Closed wcornwell closed 2 years ago
let me think about this now. My immediate thought was yes, that would be the best, but I need to figure out the most efficient way to do it
cool. we just need it to be in code, so that we can scale up to Australia without too much trouble
btw, for something this complicated, it's typical to write pseudo-code first
ok I have no clue if what I'm proposing here is actually possible in R, but this is what I think would be the most efficient method
Do this all make sense and is what I'm describing actually doable?
looks good and very possible in R!
Next step is to do a few (~5) by hand--so we can test if the (yet to be written) code is working. Then we turn each step into a line of code.

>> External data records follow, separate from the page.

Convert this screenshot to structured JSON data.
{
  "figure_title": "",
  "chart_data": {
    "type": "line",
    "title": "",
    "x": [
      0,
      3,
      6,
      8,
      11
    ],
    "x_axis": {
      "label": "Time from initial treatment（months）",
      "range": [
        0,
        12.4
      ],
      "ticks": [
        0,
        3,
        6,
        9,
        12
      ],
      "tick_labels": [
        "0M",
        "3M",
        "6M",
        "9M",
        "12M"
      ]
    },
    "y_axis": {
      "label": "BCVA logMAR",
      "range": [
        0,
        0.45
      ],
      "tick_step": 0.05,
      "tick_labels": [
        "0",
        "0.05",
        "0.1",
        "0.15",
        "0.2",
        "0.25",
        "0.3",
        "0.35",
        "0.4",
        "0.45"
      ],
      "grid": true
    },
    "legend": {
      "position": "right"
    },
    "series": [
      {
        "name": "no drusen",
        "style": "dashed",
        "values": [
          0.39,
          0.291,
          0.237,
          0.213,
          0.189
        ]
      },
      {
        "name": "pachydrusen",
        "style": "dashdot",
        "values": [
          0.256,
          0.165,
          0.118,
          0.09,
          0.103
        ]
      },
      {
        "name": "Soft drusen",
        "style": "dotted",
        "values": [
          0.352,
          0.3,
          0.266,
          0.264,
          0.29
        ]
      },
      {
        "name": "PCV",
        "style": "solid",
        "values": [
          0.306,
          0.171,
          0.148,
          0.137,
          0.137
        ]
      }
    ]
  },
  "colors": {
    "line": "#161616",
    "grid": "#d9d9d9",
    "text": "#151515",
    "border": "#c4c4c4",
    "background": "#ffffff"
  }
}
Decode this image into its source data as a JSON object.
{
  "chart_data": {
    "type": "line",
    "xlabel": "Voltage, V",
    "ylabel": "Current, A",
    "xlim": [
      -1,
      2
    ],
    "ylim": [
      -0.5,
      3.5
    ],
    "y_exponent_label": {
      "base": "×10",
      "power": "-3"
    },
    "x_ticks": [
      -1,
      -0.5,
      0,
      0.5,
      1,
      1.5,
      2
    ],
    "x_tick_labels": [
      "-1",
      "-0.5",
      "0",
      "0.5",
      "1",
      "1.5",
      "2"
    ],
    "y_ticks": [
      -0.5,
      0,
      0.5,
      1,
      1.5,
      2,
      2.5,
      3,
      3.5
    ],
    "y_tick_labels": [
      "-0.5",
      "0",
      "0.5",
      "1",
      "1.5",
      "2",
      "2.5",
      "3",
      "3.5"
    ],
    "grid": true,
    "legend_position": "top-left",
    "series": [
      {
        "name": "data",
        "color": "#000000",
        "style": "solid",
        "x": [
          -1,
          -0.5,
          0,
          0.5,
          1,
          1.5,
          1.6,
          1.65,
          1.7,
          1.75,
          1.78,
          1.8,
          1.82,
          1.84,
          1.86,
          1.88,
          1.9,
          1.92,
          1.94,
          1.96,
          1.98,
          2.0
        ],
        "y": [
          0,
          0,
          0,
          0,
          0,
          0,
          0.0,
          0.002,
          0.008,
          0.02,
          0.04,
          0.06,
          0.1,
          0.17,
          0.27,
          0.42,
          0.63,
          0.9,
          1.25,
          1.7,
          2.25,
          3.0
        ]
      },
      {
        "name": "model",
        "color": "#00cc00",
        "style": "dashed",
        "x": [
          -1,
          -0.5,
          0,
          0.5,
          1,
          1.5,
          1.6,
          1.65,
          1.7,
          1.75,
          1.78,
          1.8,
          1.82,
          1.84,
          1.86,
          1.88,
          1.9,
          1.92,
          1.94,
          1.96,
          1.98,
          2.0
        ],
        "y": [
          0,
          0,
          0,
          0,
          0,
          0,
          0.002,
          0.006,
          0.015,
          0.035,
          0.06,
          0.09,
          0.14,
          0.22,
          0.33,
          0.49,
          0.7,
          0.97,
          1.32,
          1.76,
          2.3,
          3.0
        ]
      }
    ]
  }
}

Bummer about the next bioblitz, should we re-institute the friday meeting?
yeah I think reinstitute for this week at least
I've now pushed an updated version of the 'synonym cleaning' script that has code for steps 1-5 above, plus the random sample code. Just need code for steps 6 and 7
I think 6 and 7 might be a situation for https://www.statology.org/dplyr-case_when/
looking at a lot of tutorials, and almost all seem to be for numerical values; can this be used for text strings?
yes, just need a few more "vocab words"
i'd use method 2 here: https://www.geeksforgeeks.org/how-to-test-if-a-vector-contains-the-given-element-in-r/
ok I can now get it to simultaneously check all accepted names and synonyms and match them to the iNat names, giving a 'yes' if matched to accepted, a 'yes2' if matched to a synonym, and a 'no' if matched to nothing using this:
what I haven't figured out is how to, instead of putting a 'yes2', to insert the accepted name correlating with that synonym
running this code for the entire Tassie dataset, we get:
1307 names perfectly matched 51 names for which the iNat name is treated as a synonym by APC 34 names for which there was no match with the APC
Looks like there are a fair few recent garden escapes in Tassy of plants that are native to other parts of Aus! Interesting that iNat is picking them up.
Let's discuss next steps tomorrow!
We are just about all systems go for the whole dataset. Check out my latest push (synonym-cleaning v2), the code in which now produces a dataframe that looks like this:
I also pushed an excel file ('Tassie checks') that contains all the species in the above dataframe that I had to manually check, and my recommendations for action. A few of these I'd like to check with you guys before we upscale to all of Australia
Are we correcting the iNat names to APC? before the match? what's the best way to do this?